Their performance in the current Champions Trophy tournament is a perfect example of how and what they are. Since their 124-run defeat to India in their first match, they dismantled top-ranked side South Africa, Sri Lanka and hosts England to set up a mouthwatering summit meeting with India.
Blessed with an abundance of natural talent, they always have the bowlers to tame the best of batting line-ups in the world as they have demonstrated in English conditions. Following their opening debacle where they conceded 319 runs, no other team has been able to score more than 236 runs (made by Sri Lanka) against them. South Africa and England, who possess some of biggest power-hitters in the modern game, came a cropper as they could only muster totals of 219 and 211.
The Pakistan bowlers led by the brilliant pacer Hassan Ali will once again be under the spotlight as they get their best shot at redemption when they line-up against a powerful Indian batting unit at the Oval on Sunday.
If there is any bowling that can stop the marauding Indian batsmen then it is this Pakistan bowling unit – comprising the immensely talented Mohammad Amir, provided he is fit, Hassan Ali, experienced left-arm pacer Junaid Khan, young leg-spinner Shadab Khan, the miserly left-arm spinner Imad Wasim besides the seasoned off-spin of Mohammad Hafeez.
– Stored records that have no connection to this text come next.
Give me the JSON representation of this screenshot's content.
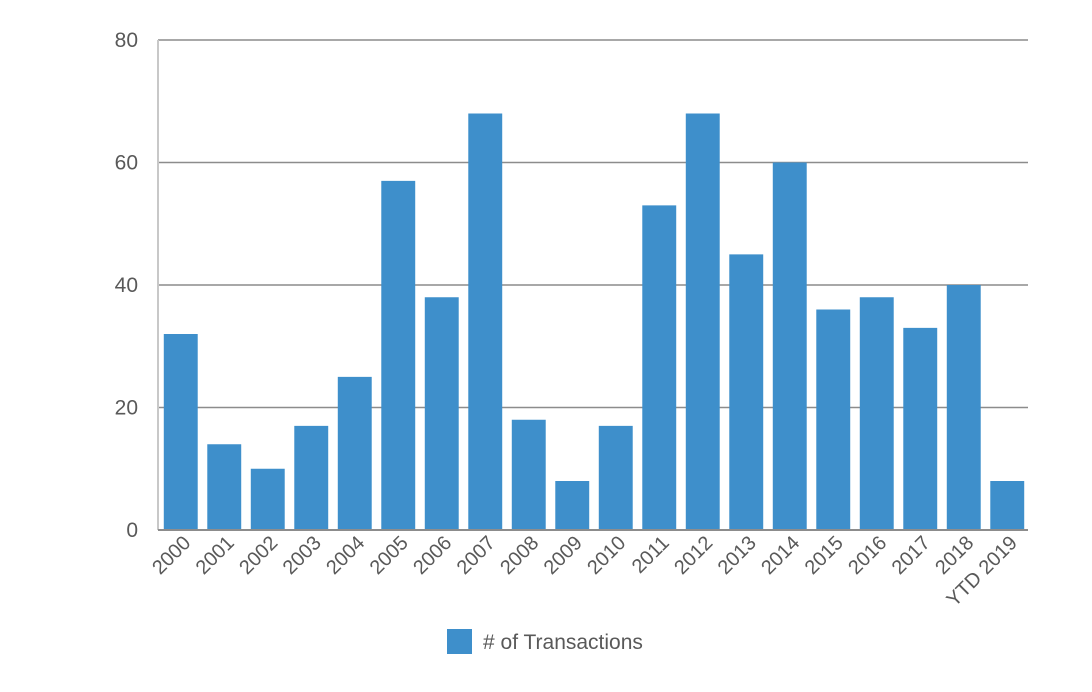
{
  "chart_data": {
    "type": "bar",
    "categories": [
      "2000",
      "2001",
      "2002",
      "2003",
      "2004",
      "2005",
      "2006",
      "2007",
      "2008",
      "2009",
      "2010",
      "2011",
      "2012",
      "2013",
      "2014",
      "2015",
      "2016",
      "2017",
      "2018",
      "YTD 2019"
    ],
    "series": [
      {
        "name": "# of Transactions",
        "values": [
          32,
          14,
          10,
          17,
          25,
          57,
          38,
          68,
          18,
          8,
          17,
          53,
          68,
          45,
          60,
          36,
          38,
          33,
          40,
          8
        ],
        "color": "#3e8fcb"
      }
    ],
    "ylim": [
      0,
      80
    ],
    "yticks": [
      "0",
      "20",
      "40",
      "60",
      "80"
    ],
    "grid": true,
    "legend_position": "bottom-center"
  }
}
Debutant left-arm pacer Rumman Raees is an able replacement for Amir as he showed in the first semi-final against England. Captain Sarfaraz Ahmed has settled in nicely with this bunch and knows exactly when to push them in the attack for maximum effect.
As it has been throughout the tournament, the odds continue to be stacked against Ahmed’s boys in the final as well. Barring the odd blip against Sri Lanka, defending champions India have trampled all their opponents to storm into the final. Unlike Pakistan, who draw most of their strength from bowling, India have proved to be very effective with the ball as with the bat.
Besides, Virat Kohli and Co have previously played two games at the Oval which has resulted in a defeat (against Sri Lanka) and a victory (against South Africa), so they know precisely what the surface has in store.
In contrast, Pakistan will have to adapt quickly as they will be playing their first match of the tournament at the Oval.
Above all, the biggest factor that will determine the winners will not be the odds or their past displays. It will all boil down to how much self-belief Pakistan carry into the game. In the previous match they were a bunch of nervous wrecks allowing India to dictate.
If Pakistan raise their level, backed by a strong desire to win, we can expect a cracker of a contest where Ahmed’s boys can even lay their hands on the trophy. They will have to seize the key moments and run away with it but if they falter, Kohli’s boys will not give them a second chance.
The plan is simple: deny Indians the runs, the rest will take care of itself, provided Pakistan batting doesn’t have a hopeless day.
Pakistan have done exceedingly well to win three matches in a row after a heart-breaking defeat consigning their unpredictability factor to the bin. However, the big question returns to haunt them again ahead of the final: whether they have left enough gas in the tank for a fourth victory or will they get overwhelmed by the big occasion and the ‘old enemy’?